Nimbus Software and Converse Software merged in 2004 to form Nimsoft. Gary Read, the founder of the US distributor, was appointed CEO and the new company's headquarters were established in Silicon Valley.
In 2007 a 10.3 million Series A round of funding from JMI Equity and Northzone Ventures closed.
Nimsoft acquired Indicative Software in April 2008 to offer business service management and established a new research and development base in Fort Collins, Colorado.
Nimsoft received the San Francisco Business Times 2008 "Best Place to Work Award".
Nimsoft closed a $12 million funding round led by Goldman Sachs in October 2008.

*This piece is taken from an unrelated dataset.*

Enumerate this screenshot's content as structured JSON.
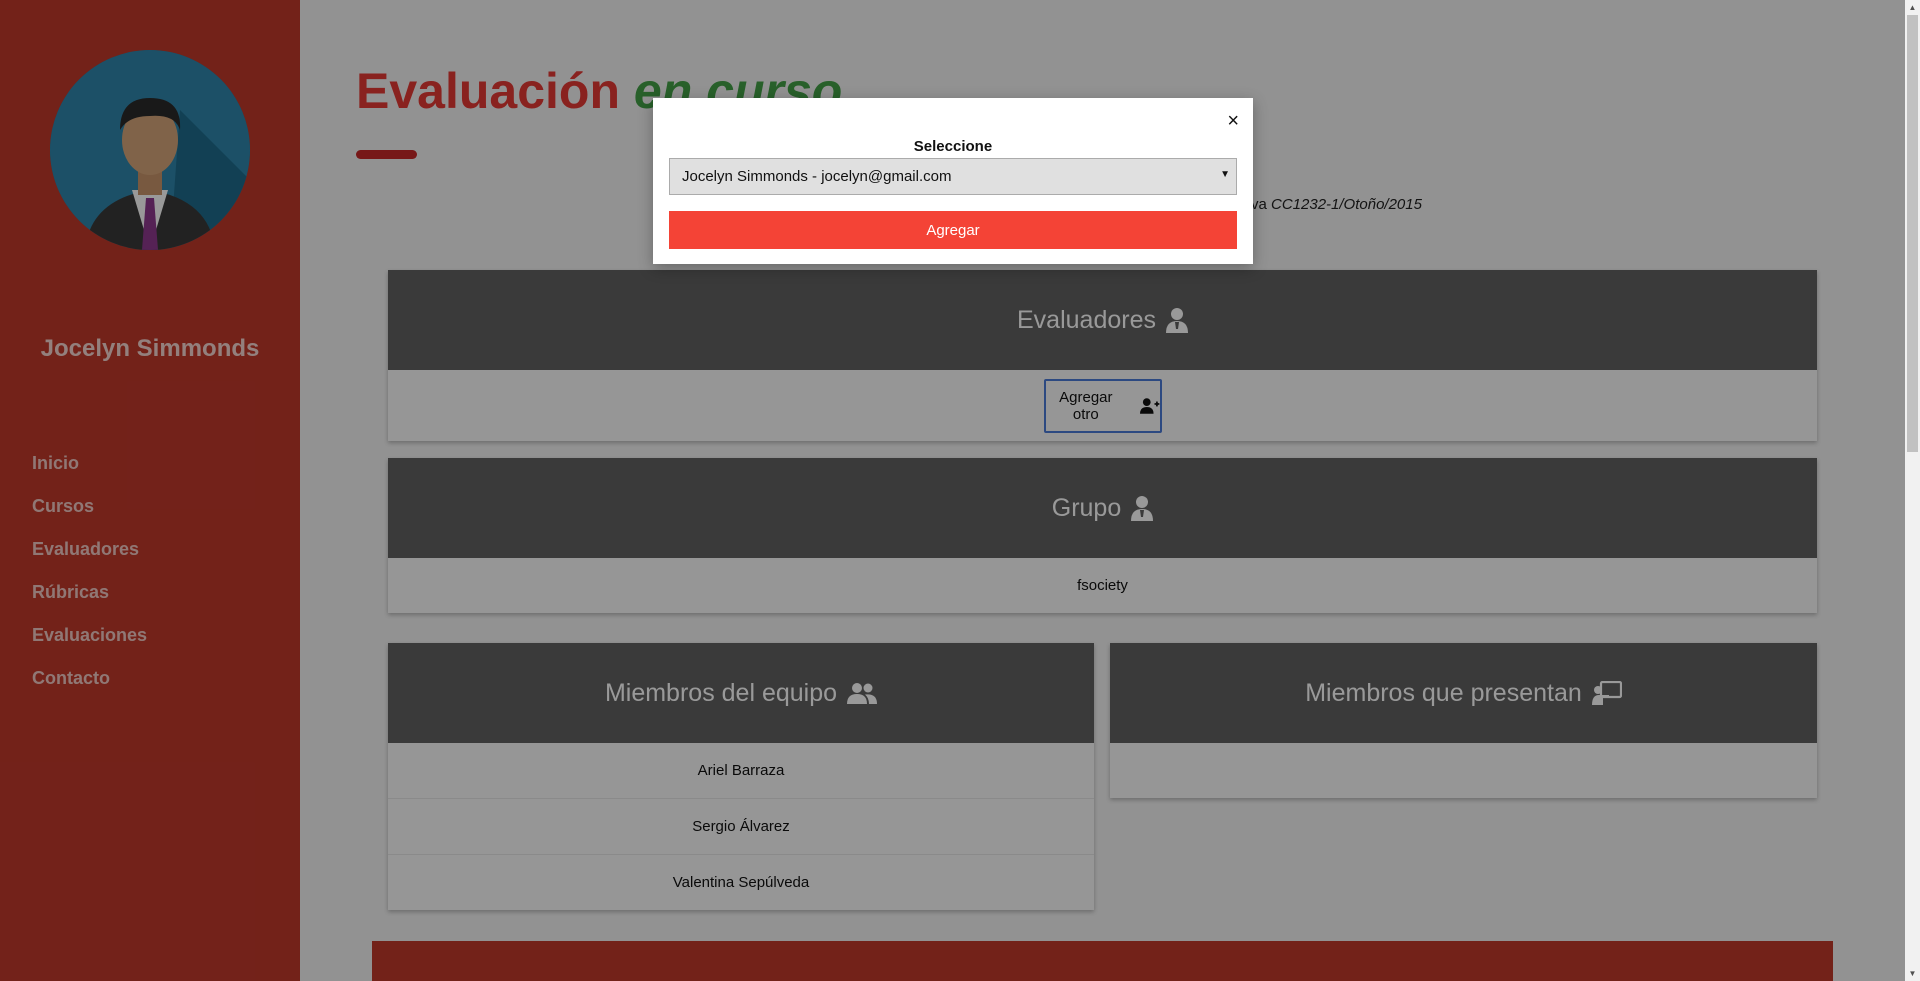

In May 2009 Nimsoft acquired the intellectual property assets of Cittio. It allowed users access to product capabilities including network discovery, topology mapping, and root cause analysis (RCA) utilizing graph theory.
That October Nimsoft announced its unified monitoring architecture to monitor externally hosted systems and services, including SaaS and cloud computing-based IT infrastructures.

In March 2010, CA Inc. announced it would acquire Nimsoft for $350 million. In September 2010, Nimsoft extended its software to allow support of Vblock products from the VCE Company.

In April 2011, Nimsoft announced its Unified Manager, software combining IT monitoring and service management.
Enhanced management support for NetApp storage was announced in June.
CA acquired Netherlands-based WatchMouse in July, and its software was integrated into Nimsoft.

Nimsoft ceased to exist as an independent operating unit within CA in 2012, although the same products are still offered under that brand name.

Since CA Inc. was acquired by Broadcom in 2018, the product has been re-branded as DX Unified Infrastructure Management.